4. The passive fragrance dispenser assembly of claim 1 or of claim 2 or of claim 3 further comprising a housing configured to support the carriage and the cartridge.
5. The passive fragrance dispenser assembly of claim 4 wherein the housing includes a cover and a base that are movably connected to one another to allow selective exposure of the carriage and cartridge, and optionally or preferably wherein the barb has a conical shape that is aligned with a longitudinal axis of the cartridge.
6. The passive fragrance dispenser assembly of claim 1 or of any preceding claim further comprising at least one tang associated with the carriage and at least one recess associated with the cartridge and configured to receive the at least one tang when the cartridge is engaged with the carriage.

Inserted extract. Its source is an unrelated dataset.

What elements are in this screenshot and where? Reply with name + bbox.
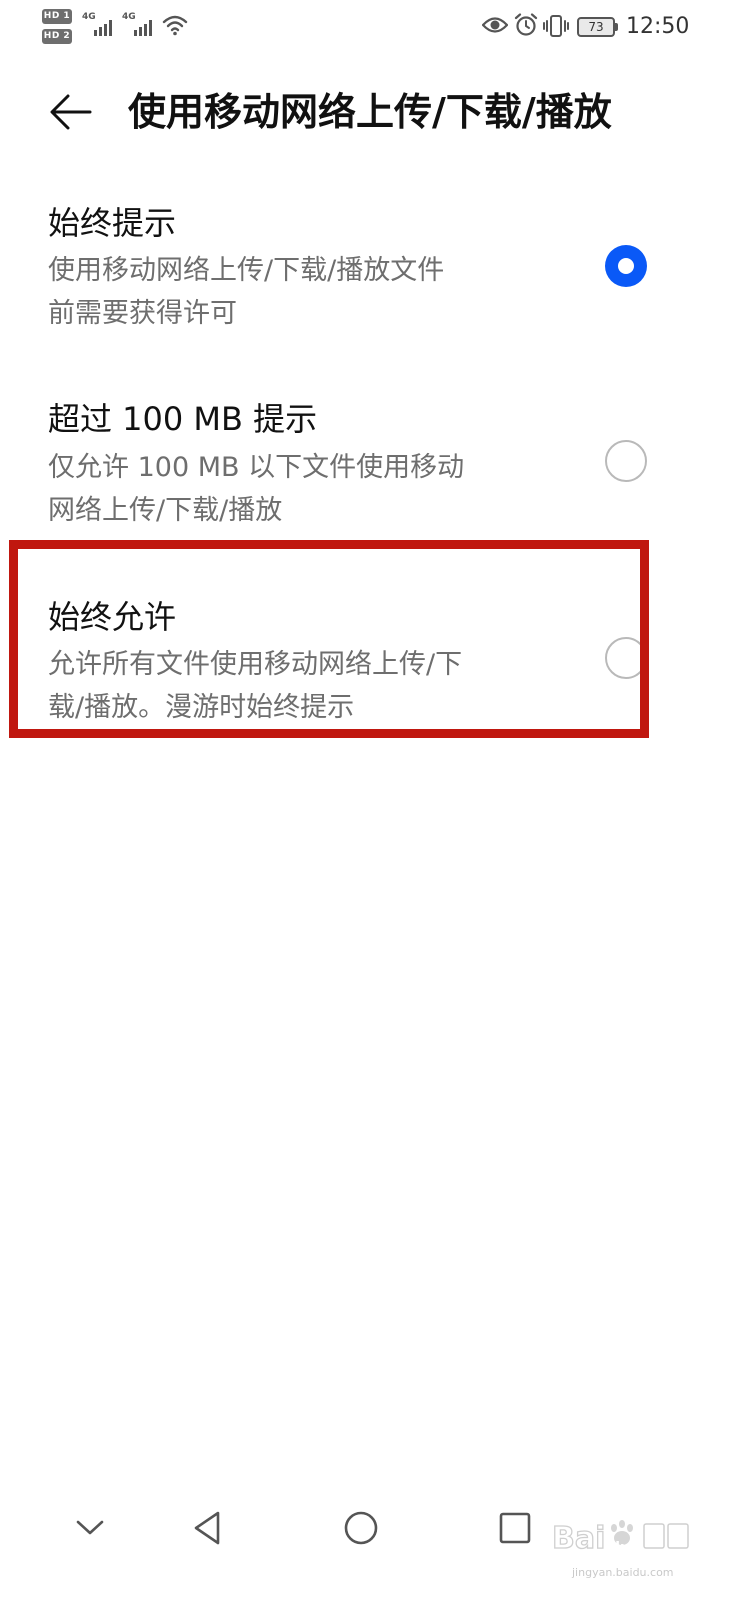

An air treatment media dispenser assembly comprising:
a container defined by a body and an opening;
a seal disposed over the opening;
a carriage constructed to slideably receive the container when the seal is oriented in a downward facing direction and secure the container relative to the carriage without interference with the seal; and
a projection defined by the carriage and configured to engage and pierce the seal to fluidly connect a volume defined by the container to atmosphere during axial translation of the container toward the carriage in an axial direction.
8. The air treatment media dispenser assembly of claim 7 wherein the projection includes a plurality of ridges and a plurality of grooves and wherein at least one of the plurality of ridges is oriented in a circumferential direction and at least one of the plurality of grooves extends in a radial direction relative to a longitudinal axis of the proj ection.
9. The air treatment media dispenser assembly of claim 7 or of claim 8 further comprising at least one tang defined by the carriage and constructed to cooperate with the container to secure the container relative to the carriage in at least two discrete axial positions relative to one another, and optionally or preferably further comprising a first indexer defined by the container and a second indexer defined by the carriage wherein the first and second indexers cooperate with one another to prevent rotation between the first indexer and the second indexer when the container and the carriage are associated with one another.
10. The air treatment media dispenser assembly of claim 7 or of claim 8 or of claim 9 further comprising a sleeve disposed between the container and the carriage, and optionally or preferably wherein the sleeve is constructed of a material configured to transport an air treatment media via capillary action.
11. The air treatment media dispenser assembly of claim 7 or of any of claims 8 to 10 wherein the container and the carriage are axially translatable and non-rotatable relative to one another.
A method of dispensing an air treatment media to an environment, the method comprising:
associating a sealed cartridge that contains an air treatment media with a carriage; and
translating the sealed cartridge in a downward non-rotational axial direction relative to the carriage to puncture a seal supported by cartridge so that the air treatment media can populate a basin defined by the carriage.
13. The method of claim 12 further comprising securing the sealed cartridge relative to the carriage in a first orientation wherein the seal remains intact and a second orientation wherein the seal is punctured.
14. The method of claim 12 or of claim 13 further comprising disposing a sleeve between the carriage and the sealed cartridge, and optionally or preferably further comprising constructing the sleeve of a capillary material.
15. The method of claim 12 or of claim 13 or of claim 14 further comprising disposing the sealed cartridge and carriage in a perforated housing that is exposed to ambient environment air flows, and optionally or preferably further comprising removing a previously consumed sealed cartridge from the carriage and associating another sealed cartridge with the carriage upon removal of the carriage from the perforated housing.